130 army ant species operate like Roman armies. Moving as a massive, united front, they depend entirely on the element of surprise to overwhelm the enemy. Once the food in the new territory has been eaten the army moves on.
As in human armies, which place the young and inexperienced as foot soldiers or infantry in front, ants also assign the smallest, weakest, older ants and the cripples on the front lines. In effect, the expendables. The actual fighters are behind the lines waiting for the enemy to get tired and reduce in ranks while fighting the cheap labour. Then the large sized, mega-jawed killers move in and bite the enemy to death. And, while ants will readily die for their community, they’re also pragmatic.
“An ant would never go out of its way to save another ant,” Moffett says. “They go in to get the job done, not take care of one another.”
Slave-maker ants attack other ant colonies, captures their eggs and larvae, bring them back to their own nests and raise them as slaves to increase the worker force of their colony. After emerging in the slave-maker nest, slave workers work as if they were in their own colony, while the slavemakers only concentrate on replenishing the labour force from neighbouring nests. A colony may capture 14,000 pupae in a single season.
Most slave-raiders capture only the young, but Strongylognathus ants also enslave adult workers. Workers that emerge from eggs in the slavemakers’ nest will rear the brood, feed and groom the workers, defend the nest against aliens, and even participate in raids, including those against their original colony. In some cases, the enslaved ants rebel against their slave-maker ants, killing a large number of the slave-maker ant offspring.

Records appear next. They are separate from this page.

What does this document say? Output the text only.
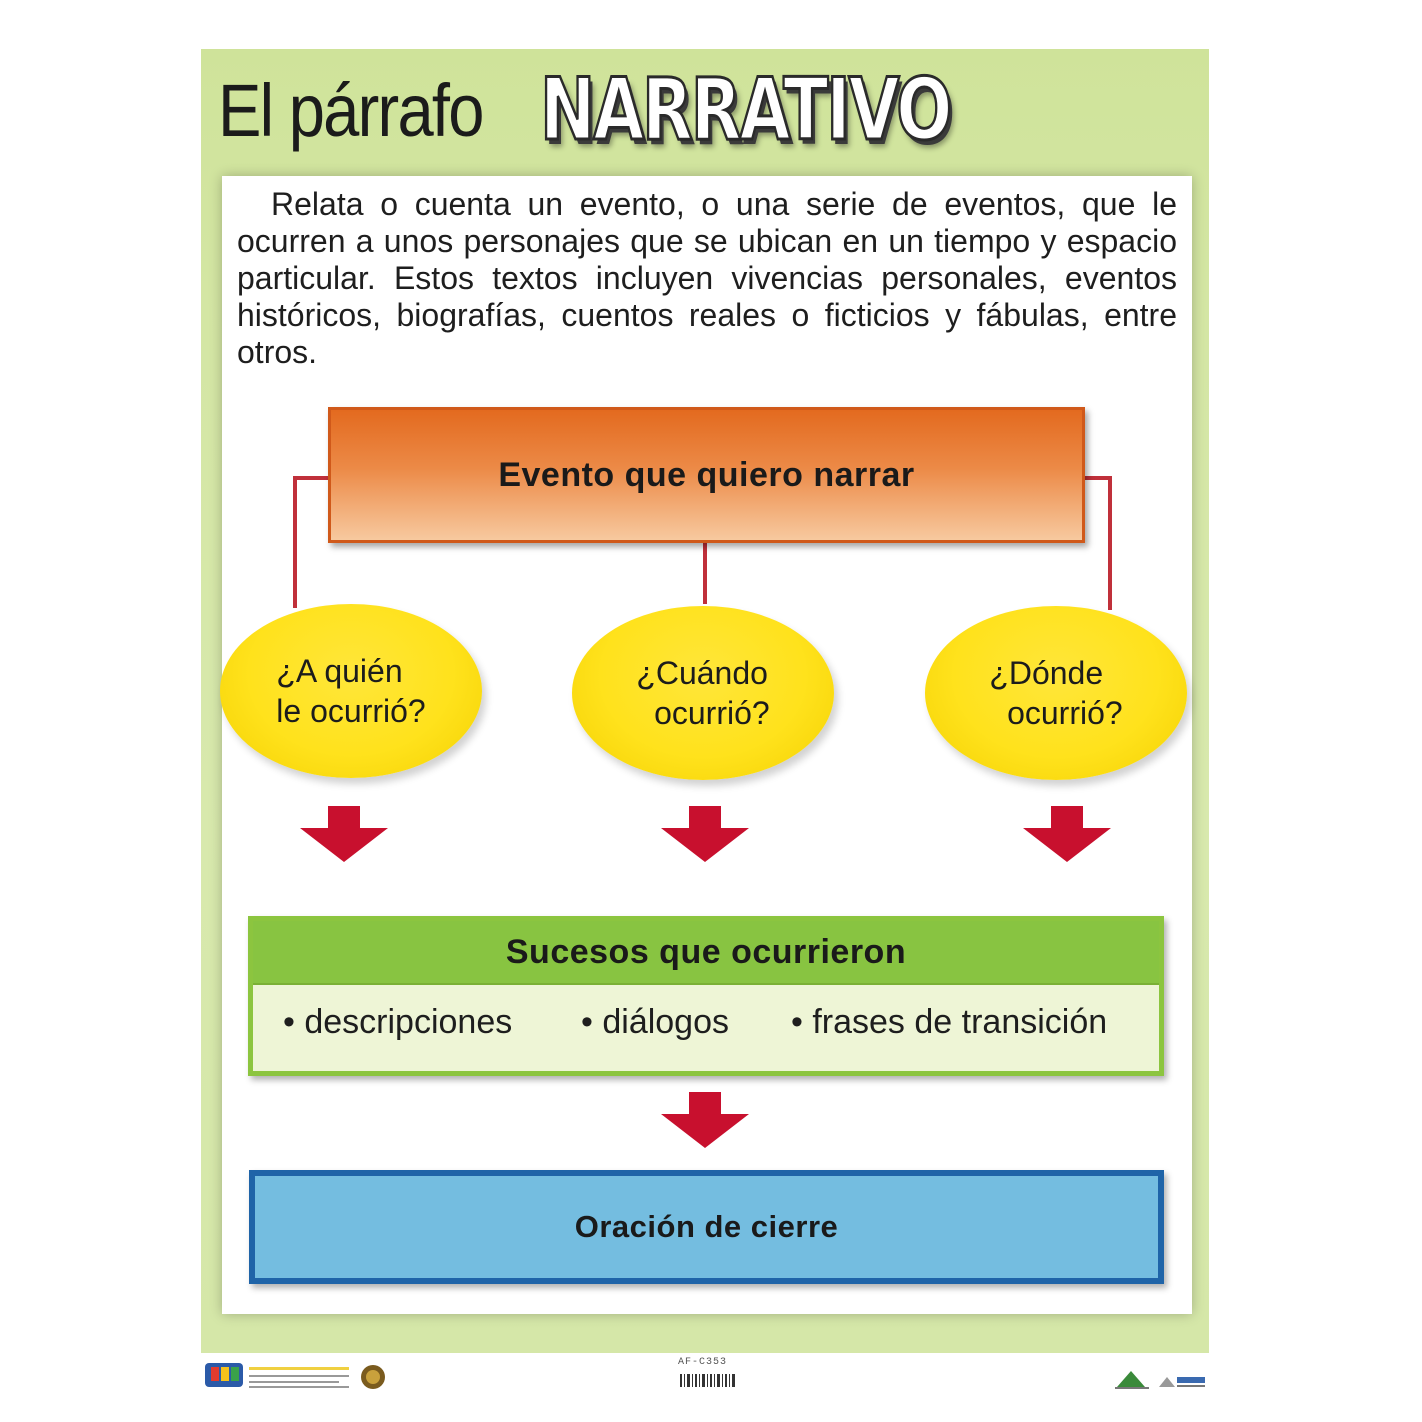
El párrafo NARRATIVO
Relata o cuenta un evento, o una serie de eventos, que le ocurren a unos personajes que se ubican en un tiempo y espacio particular. Estos textos incluyen vivencias personales, eventos históricos, biografías, cuentos reales o ficticios y fábulas, entre otros.
Evento que quiero narrar
¿A quién
le ocurrió?
¿Cuándo
ocurrió?
¿Dónde
ocurrió?
Sucesos que ocurrieron
• descripciones • diálogos • frases de transición
Oración de cierre
AF-C353
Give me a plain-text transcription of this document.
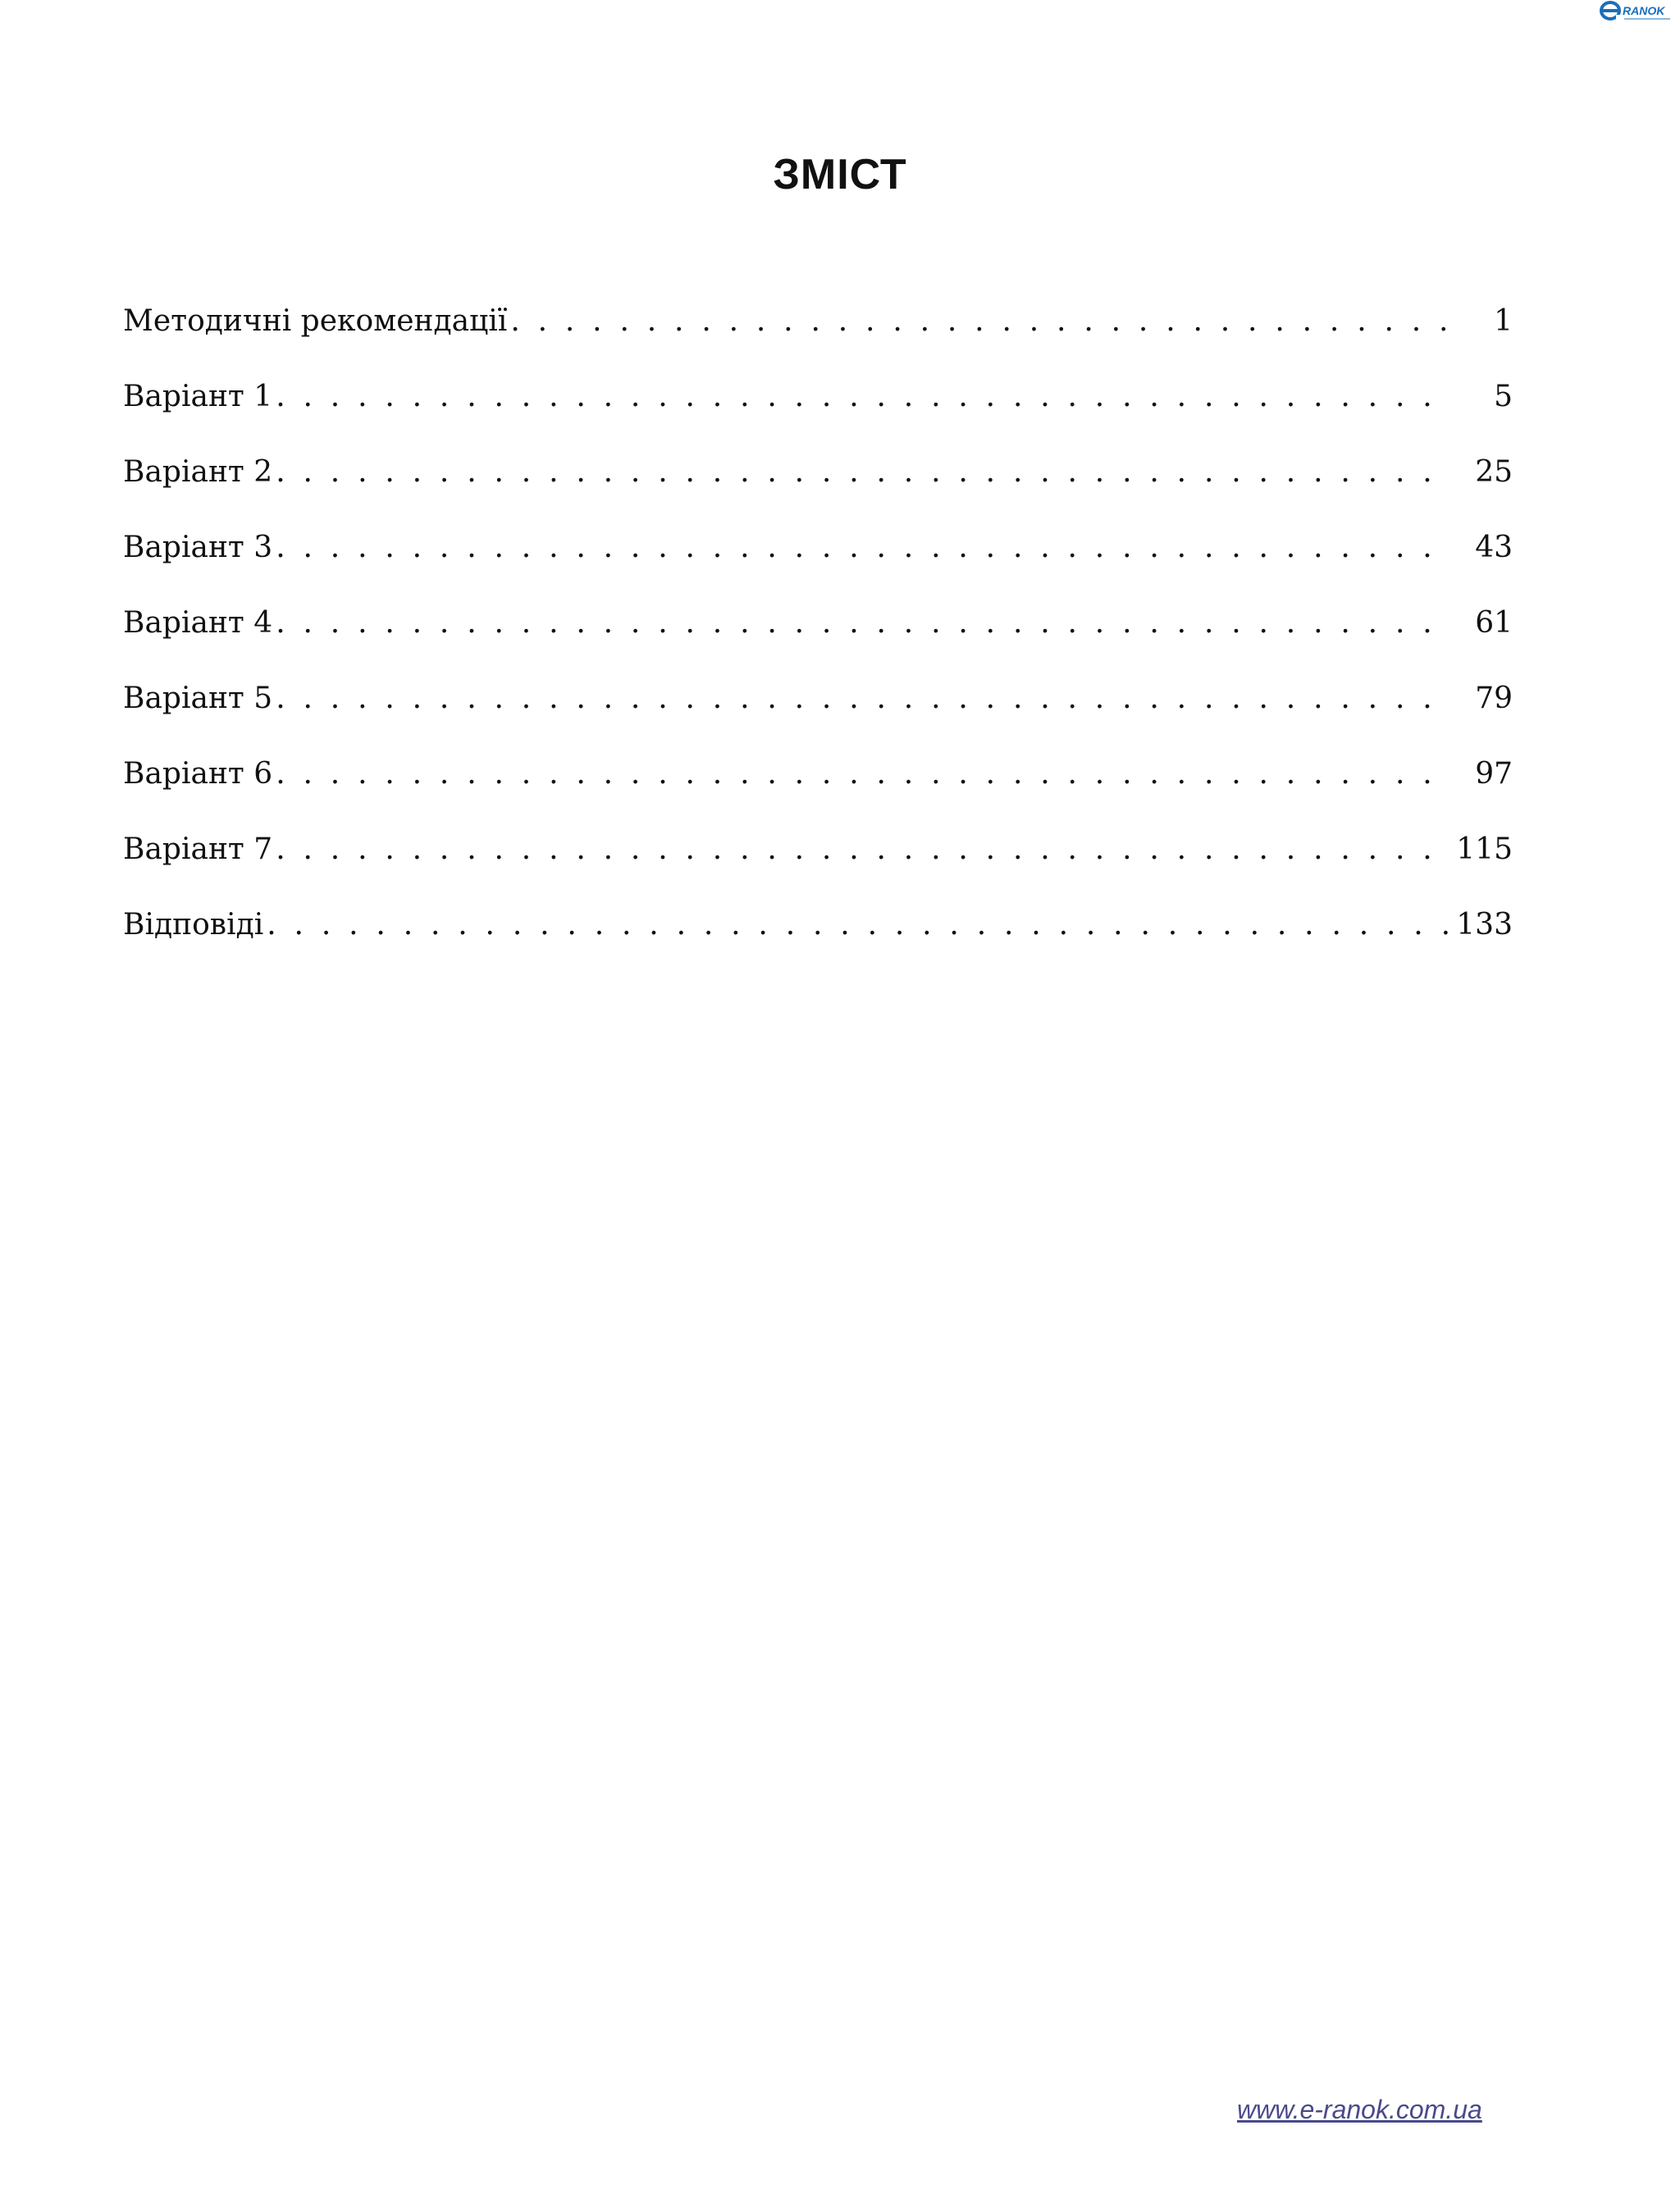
RANOK
ЗМІСТ
Методичні рекомендації . . .	1
Варіант 1 . . .	5
Варіант 2 . . .	25
Варіант 3 . . .	43
Варіант 4 . . .	61
Варіант 5 . . .	79
Варіант 6 . . .	97
Варіант 7 . . .	115
Відповіді . . .	133
www.e-ranok.com.ua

Thus, the slave ants protect their native colonies from further raids by slave-maker ants.
Unlike in other ant colonies, all dinosaur ants are able to reproduce. However, there’s still a single queen, surrounded by beta females. If any of the queen’s servants becomes greedy for power and decides to lay eggs and be the new queen, it’s subdued by the rest of the courtiers and pinned to the ground for up to four days until the urge subsides.
Dracula ants are the fastest animals on earth. One species, Mystrium camillae, has a pair of mandibles that snap at 90 metres a second or 320 kilometres an hour, according to a study in Royal Society of Open Science. That’s 5,000 times faster than you can blink your eye and 1,000 times faster than you can snap your fingers. Their name derives from their cannibalistic feeding habits, As adult ants are unable to process solid food, they feed prey like paralysed termites or centipedes to their larvae and then chew holes in their larvae and drink their blood.
Weaver ants, Oecophylla smaragdina, build homes out of tree leaves. Their larvae produce a thin silk which acts as the glue that sticks the leaves together.
Allomerus decemarticulatus ants of South America make tiny holes in a plant stem, hide and cover themselves with a fungus they produce themselves. When an unsuspecting insect lands on a stem full of those trap holes, the ants jump up and catch it with their mandibles. Then, they slowly drag the captive to a leaf pouch and tear it apart.
Leafcutter ants are fulltime farmers. They cut out fresh leaves with their sharp mandibles and bring them to their nests to feed a particular type of bacteria that lives with the ants. That bacteria develops into fungi to become the food source for the ants.